ChatGPT's diagnostic performance based on textual vs. visual information compared to radiologists' diagnostic performance in musculoskeletal radiology
View abstract on PubMed
Summary
This summary is machine-generated.Generative Pre-trained Transformer (GPT)-4-based ChatGPT showed diagnostic accuracy comparable to radiology residents in musculoskeletal radiology, outperforming GPT-4V but not board-certified radiologists.
Area Of Science
- Artificial intelligence in medical diagnostics
- Musculoskeletal radiology
- Large language models
Background
- Generative Pre-trained Transformer (GPT)-4-based ChatGPT and GPT-4 with vision (GPT-4V) are advanced AI models with potential applications in medical diagnosis.
- Assessing the diagnostic accuracy of these AI models in specialized fields like musculoskeletal radiology is crucial for understanding their clinical utility.
Purpose Of The Study
- To compare the diagnostic accuracy of GPT-4-based ChatGPT, GPT-4V-based ChatGPT, and human radiologists in musculoskeletal radiology.
- To evaluate the performance of AI models against different levels of human expertise.
Main Methods
- 106 "Test Yourself" cases from Skeletal Radiology were used.
- GPT-4-based ChatGPT received medical history and imaging findings; GPT-4V-based ChatGPT received medical history and images.
- Diagnoses from both AI models were compared against ground truth and independently assessed diagnoses from a radiology resident and a board-certified radiologist.
Main Results
- GPT-4-based ChatGPT achieved 43% accuracy, significantly outperforming GPT-4V-based ChatGPT (8%) (p < 0.001).
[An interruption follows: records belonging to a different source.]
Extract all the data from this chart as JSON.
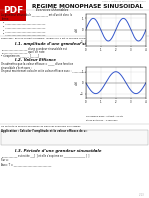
{
  "title": "REGIME MONOPHASE SINUSOIDAL",
  "subtitle": "Exercices théoriables",
  "header_small": "Chap.2  Méthode définitions définitions",
  "bg_color": "#ffffff",
  "graph1": {
    "color": "#3355cc",
    "grid_color": "#cccccc"
  },
  "graph2": {
    "color": "#3355cc",
    "grid_color": "#cccccc"
  },
  "pdf_bg": "#cc0000",
  "text_color": "#111111",
  "line_color": "#aaaaaa"
}
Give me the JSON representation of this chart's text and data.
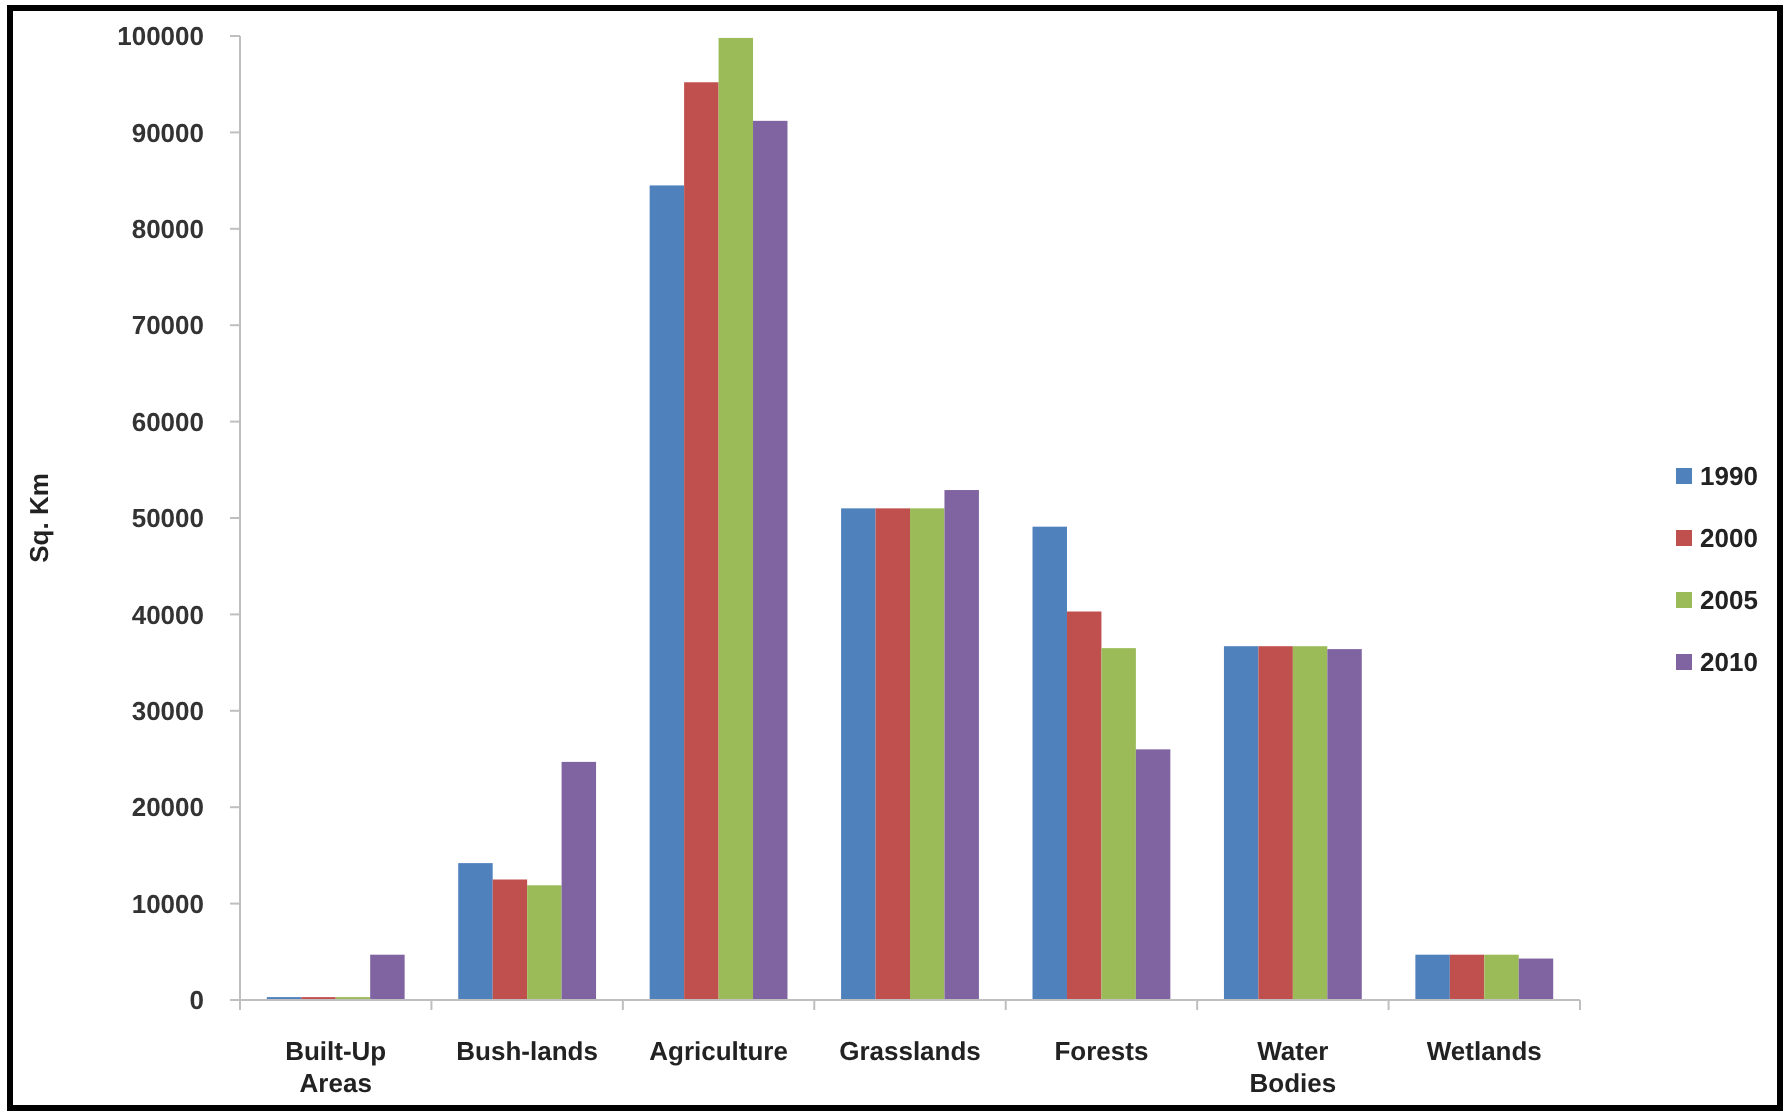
{
  "chart_data": {
    "type": "bar",
    "ylabel": "Sq. Km",
    "categories": [
      "Built-Up Areas",
      "Bush-lands",
      "Agriculture",
      "Grasslands",
      "Forests",
      "Water Bodies",
      "Wetlands"
    ],
    "series": [
      {
        "name": "1990",
        "color": "#4f81bd",
        "values": [
          300,
          14200,
          84500,
          51000,
          49100,
          36700,
          4700
        ]
      },
      {
        "name": "2000",
        "color": "#c0504d",
        "values": [
          300,
          12500,
          95200,
          51000,
          40300,
          36700,
          4700
        ]
      },
      {
        "name": "2005",
        "color": "#9bbb59",
        "values": [
          300,
          11900,
          99800,
          51000,
          36500,
          36700,
          4700
        ]
      },
      {
        "name": "2010",
        "color": "#8064a2",
        "values": [
          4700,
          24700,
          91200,
          52900,
          26000,
          36400,
          4300
        ]
      }
    ],
    "ylim": [
      0,
      100000
    ],
    "yticks": [
      0,
      10000,
      20000,
      30000,
      40000,
      50000,
      60000,
      70000,
      80000,
      90000,
      100000
    ],
    "grid": false,
    "legend": "right"
  }
}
- A radiology resident achieved 41% accuracy, and a board-certified radiologist achieved 53% accuracy.
- GPT-4-based ChatGPT's accuracy was comparable to the resident (p = 0.78) but lower than the board-certified radiologist (p = 0.22).
Conclusions
- GPT-4-based ChatGPT demonstrates superior diagnostic performance compared to GPT-4V-based ChatGPT in musculoskeletal radiology.
- While comparable to radiology residents, GPT-4-based ChatGPT did not reach the diagnostic accuracy of board-certified radiologists.
- For optimal utilization, radiologists should input detailed descriptions of imaging findings into ChatGPT rather than the images themselves.